L’allenamento per la Milano City Marathon era stato prodigo di soddisfazioni. Il freddo era ancora troppo pungente per addentrarsi nel parco, quindi da brava cricetina avevo corso quasi sempre in pista, al sicuro in caso di pioggia/neve/improvviso attacco di stanchezza. I tempi scendevano costantemente da 6 e rotti min/km a 5,5 e oltre, totalmente senza sforzo. Ho toccato il massimo durante un allenamento la settimana prima della gara: volavo incredibilmente a 4min e 50, mi sentivo una freccia, una dea. È stato solo un fantastico episodio, una casuale convergenza tra tutti i massimi di ogni parametro vitale utile alla corsa, ma come mi ha detto il mio collega/coach Nick riempendomi d’orgoglio: “era tutto nelle tue gambe!”.
Durante la staffetta, più precisa di un orologio atomico ho tenuto i 5,5 spaccati. Preciso che non sono un tipo molto competitivo, soprattutto nelle specialità in cui so di non eccellere per natura. Negli sport sono sempre stata “bravina dai”, appena sopra la media senza alcun fulgore. Anche in moto faccio caso ai tempi giusto per monitorare la sfida con me stessa e godermi le il brivido del miglioramento, ma non amo mettermi in competizione sportiva con gli altri. Fondamentalmente è perchè detesto sentirmi imbranata, ecco. So di esserlo, e quindi mi cimento in gare di cronometro solo con l’unica persona che so di poter surclassare con gioia: me stessa. Il rischio è però quello di perdere contro gli infidi nemici che da dentro muovono sommosse contro di te. Ad esempio lei, la mia acerrima nemica: la fame.
Negli ultimi due allenamenti infatti ho patito le conseguenze di errori nella gestione dell’alimentazione pre corsetta. Ecco il primo: per darmi un po’ di sprint (credevo, stolta), appena prima di andare ho avuto la brillante idea di rosicchiare una maledetta Macina che, con una pesantezza degna del proprio nome, ha pensato coerentemente di piazzarsi di traverso nel mio stomaco e grugnire ad ogni falcata – sgrunt, sgrunt – per tutti gli 11 km percorsi. Veramente uno strazio, lo posso assicurare, mi ha rovinato l’uscita costringendomi a camminare a più riprese, in complicità con le pozze fangose a rischio scivolone scenografico e la telefonata della Bibi (sorry, non c’è allenamento che possa fermare le news tra amiche!!).

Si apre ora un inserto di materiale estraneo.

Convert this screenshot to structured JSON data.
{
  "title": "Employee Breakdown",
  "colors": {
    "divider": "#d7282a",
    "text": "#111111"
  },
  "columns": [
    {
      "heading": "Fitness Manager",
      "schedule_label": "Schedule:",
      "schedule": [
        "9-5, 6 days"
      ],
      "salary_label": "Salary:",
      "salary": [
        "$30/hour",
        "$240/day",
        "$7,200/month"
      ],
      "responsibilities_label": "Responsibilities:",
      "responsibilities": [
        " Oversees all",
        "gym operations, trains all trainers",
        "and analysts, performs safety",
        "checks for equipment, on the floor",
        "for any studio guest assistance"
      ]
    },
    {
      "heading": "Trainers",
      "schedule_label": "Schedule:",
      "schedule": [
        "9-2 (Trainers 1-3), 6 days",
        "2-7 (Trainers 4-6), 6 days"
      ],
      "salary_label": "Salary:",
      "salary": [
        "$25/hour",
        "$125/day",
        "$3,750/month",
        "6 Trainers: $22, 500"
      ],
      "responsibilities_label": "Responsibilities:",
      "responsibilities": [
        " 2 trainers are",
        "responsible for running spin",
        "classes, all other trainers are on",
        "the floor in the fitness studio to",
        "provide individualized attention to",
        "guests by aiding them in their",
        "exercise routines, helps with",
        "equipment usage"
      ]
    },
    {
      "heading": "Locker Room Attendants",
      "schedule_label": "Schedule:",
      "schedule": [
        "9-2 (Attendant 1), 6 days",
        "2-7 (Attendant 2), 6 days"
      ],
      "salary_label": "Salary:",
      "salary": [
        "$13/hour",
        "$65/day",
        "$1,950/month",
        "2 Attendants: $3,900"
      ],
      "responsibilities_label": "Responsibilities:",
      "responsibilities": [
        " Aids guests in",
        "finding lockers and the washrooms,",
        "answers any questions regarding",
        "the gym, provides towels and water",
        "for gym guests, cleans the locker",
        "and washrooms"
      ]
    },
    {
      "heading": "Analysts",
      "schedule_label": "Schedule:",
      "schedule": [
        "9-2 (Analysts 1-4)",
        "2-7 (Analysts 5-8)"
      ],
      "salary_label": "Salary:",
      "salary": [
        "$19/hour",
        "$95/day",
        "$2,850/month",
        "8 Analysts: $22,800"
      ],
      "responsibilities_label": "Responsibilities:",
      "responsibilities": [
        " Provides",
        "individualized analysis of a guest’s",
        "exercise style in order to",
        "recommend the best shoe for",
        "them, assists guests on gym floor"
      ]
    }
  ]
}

Nel secondo invece, annegata nel superlavoro ho dimenticato di far merenda e sono uscita molto più tardi rispetto al solito. Ero a digiuno da sei ore e morivo di fame, ciononostante ho girato alla larga da cibo dell’ultimo minuto memore degli insopportabili grugniti. Risultato: peggio del peggio, una strenua lotta contro svarioni e miraggi. Vedevo solo panini volanti, le gambe rispondevano bene ma lo stomaco ululava affranto e, annegando in un mare di nausea, ho capito che nemmeno quella volta sarebbe stata giornata. La mia unica maledetta nemica aveva vinto di nuovo, al braccio di ferro tra forza di volontà e fame avevo perso miseramente, e con la faccia lunga ho quindi girato le spalle al sole per trottare mesta verso l’insalata che mi aspettava. Ho portato a casa un mediocre 5,5km in 33 min, ovvero 6 min/km di media.
Se per la MCM ero gasatissima, fino ad oggi la preparazione per la WOTN non mi ha dato grandi soddisfazioni, salvo quella immensa di poter condividere le emozioni con un gruppo di ragazze formidabili! Ammetto di essere un po’ delusa da me stessa ora, ma cerco di trasformare questo in una sfida positiva: so che programmandomi meglio e continuando ad allenarmi potrò almeno provare a centrare il mio obiettivo. Lo dichiaro così non potrò più tornare indietro: 52 minuti. Pronti? Via!!